I love that about the prairies. You can watch an absolute torrential downpour happening far away, while it's a bright sunny day directly overhead.

Ross Vincent

Dan, how funny is the dilution on a scale of 1-10?

Loveletters

Those *were* some very pretty clouds!

Luis

All right I decided to look for myself and yep it's exactly the one I thought. Why do people have to ruin good things. (What Fast Company won't tell you is that the name of their NFT is *also* a reference to the same thing.)

Pietro Gagliardi

*reads Pietro's comment* I am kinda curio-- *reads Matthew's comment* Nope, I'm out.

Michael Chui

Nice Movies with Mikey shirt!

Jeff Good

I appreciate your foldability, human

Myth

When I first read this I thought "No idea what it means, probably a pedo reference given context clues." Five minutes and a web search later: it's somehow even more morally bankrupt than I expected.

Matthew Schaap

Reddit is showing me that, after BBBY is dead and in the ground, and GME can't even pretend to be alive to any but the most ardent believers, that they're on now to... FFIE? Which is some electric car penny stock, so swings give wild percentage numbers. It's nothing to do with anything, it's a literal find and replace from r/GME and r/BBBY with another stock ticker, there's no substance at all but the continued ravings of a cult that can't admit that they were wrong.
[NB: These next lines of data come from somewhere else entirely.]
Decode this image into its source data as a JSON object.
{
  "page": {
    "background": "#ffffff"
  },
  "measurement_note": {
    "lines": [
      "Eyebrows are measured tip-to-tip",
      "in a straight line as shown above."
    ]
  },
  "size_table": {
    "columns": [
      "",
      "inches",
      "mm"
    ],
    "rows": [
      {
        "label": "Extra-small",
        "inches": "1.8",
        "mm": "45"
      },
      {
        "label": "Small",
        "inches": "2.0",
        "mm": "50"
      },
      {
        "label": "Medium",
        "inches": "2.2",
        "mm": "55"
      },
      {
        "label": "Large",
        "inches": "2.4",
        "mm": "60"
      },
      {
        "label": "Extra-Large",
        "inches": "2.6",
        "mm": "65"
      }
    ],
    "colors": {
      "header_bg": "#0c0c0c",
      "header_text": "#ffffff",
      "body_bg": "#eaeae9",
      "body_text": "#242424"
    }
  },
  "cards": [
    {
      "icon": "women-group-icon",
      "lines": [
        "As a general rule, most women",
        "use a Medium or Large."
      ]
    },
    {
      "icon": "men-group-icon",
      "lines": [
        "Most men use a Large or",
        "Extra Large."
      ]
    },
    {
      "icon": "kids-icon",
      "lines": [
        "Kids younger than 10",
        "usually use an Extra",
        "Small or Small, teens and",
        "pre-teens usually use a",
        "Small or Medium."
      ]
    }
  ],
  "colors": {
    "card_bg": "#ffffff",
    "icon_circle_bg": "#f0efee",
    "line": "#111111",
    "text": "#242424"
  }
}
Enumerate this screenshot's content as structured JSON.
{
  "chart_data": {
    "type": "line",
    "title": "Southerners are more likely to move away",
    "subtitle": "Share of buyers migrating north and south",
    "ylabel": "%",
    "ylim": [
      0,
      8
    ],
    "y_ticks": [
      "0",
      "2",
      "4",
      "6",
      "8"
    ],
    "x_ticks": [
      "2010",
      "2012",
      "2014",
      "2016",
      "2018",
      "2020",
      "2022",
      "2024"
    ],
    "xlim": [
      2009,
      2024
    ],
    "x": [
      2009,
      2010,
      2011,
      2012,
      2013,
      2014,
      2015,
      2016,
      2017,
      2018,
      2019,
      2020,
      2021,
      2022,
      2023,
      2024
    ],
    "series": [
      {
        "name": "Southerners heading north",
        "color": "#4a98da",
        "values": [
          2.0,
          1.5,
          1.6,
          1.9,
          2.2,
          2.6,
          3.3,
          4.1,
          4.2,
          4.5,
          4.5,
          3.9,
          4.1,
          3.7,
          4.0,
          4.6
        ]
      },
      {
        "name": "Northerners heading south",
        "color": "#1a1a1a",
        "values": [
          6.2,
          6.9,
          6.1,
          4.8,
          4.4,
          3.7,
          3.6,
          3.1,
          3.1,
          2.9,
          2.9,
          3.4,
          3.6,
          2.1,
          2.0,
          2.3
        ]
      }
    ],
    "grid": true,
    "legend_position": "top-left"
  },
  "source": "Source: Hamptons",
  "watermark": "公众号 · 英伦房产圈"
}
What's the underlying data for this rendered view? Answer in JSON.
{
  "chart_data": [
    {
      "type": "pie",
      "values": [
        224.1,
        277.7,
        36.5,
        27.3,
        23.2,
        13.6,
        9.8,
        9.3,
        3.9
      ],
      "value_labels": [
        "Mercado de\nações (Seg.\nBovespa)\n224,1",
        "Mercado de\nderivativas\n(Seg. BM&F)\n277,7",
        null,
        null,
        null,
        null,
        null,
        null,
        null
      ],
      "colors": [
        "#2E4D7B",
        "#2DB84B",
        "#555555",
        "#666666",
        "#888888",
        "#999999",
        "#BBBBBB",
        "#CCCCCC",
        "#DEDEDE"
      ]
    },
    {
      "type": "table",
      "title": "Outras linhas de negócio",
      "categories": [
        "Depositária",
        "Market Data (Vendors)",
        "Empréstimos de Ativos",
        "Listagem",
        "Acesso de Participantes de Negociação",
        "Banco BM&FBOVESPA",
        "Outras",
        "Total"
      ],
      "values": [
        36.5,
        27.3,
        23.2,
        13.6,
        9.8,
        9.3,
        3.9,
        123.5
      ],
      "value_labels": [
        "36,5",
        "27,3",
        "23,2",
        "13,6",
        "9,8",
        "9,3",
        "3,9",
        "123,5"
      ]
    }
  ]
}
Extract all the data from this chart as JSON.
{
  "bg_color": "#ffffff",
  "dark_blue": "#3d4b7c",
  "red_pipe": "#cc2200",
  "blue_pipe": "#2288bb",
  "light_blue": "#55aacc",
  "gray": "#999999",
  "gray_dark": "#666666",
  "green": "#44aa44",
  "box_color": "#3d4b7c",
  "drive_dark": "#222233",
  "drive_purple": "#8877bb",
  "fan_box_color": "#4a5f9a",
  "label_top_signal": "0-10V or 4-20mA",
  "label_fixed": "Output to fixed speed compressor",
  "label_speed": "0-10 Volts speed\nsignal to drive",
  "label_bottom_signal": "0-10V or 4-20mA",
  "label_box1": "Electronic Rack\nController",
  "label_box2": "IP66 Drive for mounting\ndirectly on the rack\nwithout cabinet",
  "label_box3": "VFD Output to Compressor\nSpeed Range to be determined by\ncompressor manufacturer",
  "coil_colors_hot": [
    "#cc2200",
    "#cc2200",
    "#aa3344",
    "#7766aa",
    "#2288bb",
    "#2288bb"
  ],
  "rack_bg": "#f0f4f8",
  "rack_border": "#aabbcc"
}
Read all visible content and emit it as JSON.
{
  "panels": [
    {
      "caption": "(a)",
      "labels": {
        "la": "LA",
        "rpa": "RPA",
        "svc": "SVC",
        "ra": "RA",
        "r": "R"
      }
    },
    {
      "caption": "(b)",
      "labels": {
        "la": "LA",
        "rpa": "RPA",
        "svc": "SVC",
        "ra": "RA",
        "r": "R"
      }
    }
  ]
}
APatreonUsernamePun IsTheLowestFormOfWit

"who is operated by troll art collective/crypto DAO Remilia Corporation" oh god I hope that name does not refer to what I think it does 🧛‍♀️

Pietro Gagliardi

Boring truth: I had an errand out on the edge of town and decided to do two birds with one stone.

FoldableHuman

oh, right, I can just embed links as hypertext, da doi.

FoldableHuman

Thank you for keeping us updated on this trainwreck of a tire fire.

Deko Puma

BTW, here's the computershare FAQ that the post mentions: [removed] Edit: I don't think I found the right URL, unfortunately.

Phlosioneer

I love hearing all about ape nonsense, but I need to know if you drove out specifically to get some nice rural background or if you were driving down the road and were suddenly assaulted by inspiration that required pulling off to the side just to make this.

Brain

With the recently announced dilution, and the ape theory that it's actually the newest One Weird Trick to finally get the better of the shorts, we have a newly coined term: dilividend.

Bag of Tricks

Oh it'll never truly die. Conspiracies never do. Like old companies, they'll consolidate when times are tough, and proliferate when believers are plentiful.

Phlosioneer

I can't believe this whole saga is *still going*. The power of delusional hype is very strong.

Lyra Large

That's a next-level beard you're growing

Phlosioneer

just chiming to say that Apes originally registering their shares with ComputerShare specifically because it made it harder to cash out & as a loyalty ritual, now unironically claiming that feature-not-bug hindrance was a Conspiracy of ComputerShare to prevent them from cashing out their Gorillians is insanely funny. They specifically kneecapped themselves as a performative gesture to “the movement” but can’t bear to look in the mirror for the culprit who deprived them their Wife Changing Money.